PAPILLON: First-line Amivantamab + Chemotherapy vs Chemotherapy Alone in EGFR ex20ins+ Adv NSCLC

The combination of amivantamab plus chemotherapy for the treatment of EGFR exon 20 insertion–positive advanced NSCLC is being further evaluated in the ongoing randomized phase III PAPILLON study. PAPILLION is comparing amivantamab in combination with carboplatin/pemetrexed vs carboplatin/pemetrexed alone in 300 patients with untreated locally advanced/metastatic NSCLC and EGFR exon 20 insertion mutations.39 Patients are receiving 4 cycles of therapy in 21-day cycles before ≥5 cycles of maintenance therapy with amivantamab plus pemetrexed or pemetrexed alone. The primary endpoint is PFS by blinded independent central review, and key secondary endpoints include ORR, OS, and safety.

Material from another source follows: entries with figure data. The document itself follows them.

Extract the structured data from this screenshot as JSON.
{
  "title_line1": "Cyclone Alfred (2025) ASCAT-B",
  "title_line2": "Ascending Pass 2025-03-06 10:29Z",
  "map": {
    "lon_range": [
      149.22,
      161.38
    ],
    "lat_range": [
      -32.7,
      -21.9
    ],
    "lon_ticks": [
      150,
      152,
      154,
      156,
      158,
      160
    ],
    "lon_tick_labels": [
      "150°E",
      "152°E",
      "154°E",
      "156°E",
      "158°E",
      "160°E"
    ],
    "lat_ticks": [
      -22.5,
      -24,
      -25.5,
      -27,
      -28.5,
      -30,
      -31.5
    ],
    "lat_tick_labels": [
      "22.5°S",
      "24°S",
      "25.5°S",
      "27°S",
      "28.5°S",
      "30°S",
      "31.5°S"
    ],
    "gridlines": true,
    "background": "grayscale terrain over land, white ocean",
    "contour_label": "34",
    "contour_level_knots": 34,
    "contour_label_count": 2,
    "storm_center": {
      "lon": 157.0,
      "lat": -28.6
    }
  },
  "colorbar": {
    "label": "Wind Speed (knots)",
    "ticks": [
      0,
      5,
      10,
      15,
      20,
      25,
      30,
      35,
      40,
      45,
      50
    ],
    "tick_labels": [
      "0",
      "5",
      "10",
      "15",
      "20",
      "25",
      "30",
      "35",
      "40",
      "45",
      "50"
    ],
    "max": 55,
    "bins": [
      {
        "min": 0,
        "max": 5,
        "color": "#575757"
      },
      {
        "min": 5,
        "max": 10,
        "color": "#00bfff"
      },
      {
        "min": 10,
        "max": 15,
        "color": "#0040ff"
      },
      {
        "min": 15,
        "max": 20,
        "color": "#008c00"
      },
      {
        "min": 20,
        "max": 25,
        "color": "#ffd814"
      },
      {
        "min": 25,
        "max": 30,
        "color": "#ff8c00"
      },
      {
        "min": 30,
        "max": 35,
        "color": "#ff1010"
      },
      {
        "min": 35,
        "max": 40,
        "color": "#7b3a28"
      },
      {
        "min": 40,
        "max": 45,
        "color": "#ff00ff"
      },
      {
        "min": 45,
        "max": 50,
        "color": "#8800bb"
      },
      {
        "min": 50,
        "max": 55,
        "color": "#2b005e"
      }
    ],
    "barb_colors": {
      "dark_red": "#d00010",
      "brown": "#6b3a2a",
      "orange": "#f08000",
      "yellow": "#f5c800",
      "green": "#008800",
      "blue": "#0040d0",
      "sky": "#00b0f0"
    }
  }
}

Evaluation of Amivantamab in Other Settings

Amivantamab also is being investigated in the context of osimertinib resistance for EGFR-mutated advanced NSCLC and for advanced NSCLC with MET exon 14–skipping mutations.

In a cohort of the CHRYSALIS trial, amivantamab is being evaluated in combination with the third-generation EGFR TKI lazertinib for patients with EGFR mutation–positive NSCLC and PD on osimertinib.40 In a recent report at ESMO 2021, amivantamab with lazertinib showed favorable response rates (36%) in patients resistant to osimertinib, many of whom had MET amplification or a secondary EGFR C797S mutation. In the CHRYSALIS-2 trial, the combination of amivantamab plus lazertinib showed promising activity (ORR: 41%) in 29 efficacy-evaluable patients with advanced NSCLC and an EGFR exon 19 deletion or exon 21 L858R mutation who progressed on both osimertinib and platinum chemotherapy.41

At WCLC 2021, Spira and colleagues42 reported on the cohort of patients from the CHRYSALIS trial with advanced NSCLC and MET exon 14–skipping mutations. In 19 patients with this alteration, single-agent amivantamab achieved 5 confirmed PRs among 14 response-evaluable patients, including patients previously treated with MET TKIs. Enrollment in this cohort is ongoing.

How I Plan to Use Amivantamab and Mobocertinib in My Clinical Practice

There are now several options available for the treatment of patients with pretreated EGFR ex20ins+ NSCLC, including mobocertinib and amivantamab. The efficacy and safety profile of mobocertinib seems less favorable than that of amivantamab based on available data but it may be considered easier for patients given the oral delivery. However, mobocertinib will still have the challenge of patient adherence. The early identification of EGFR ex20ins mutations will allow us to pinpoint patients who are candidates for these new second-line therapies. For patients with EGFR ex20ins+ mutations in the first line setting, I recommend enrollment in a clinical trial.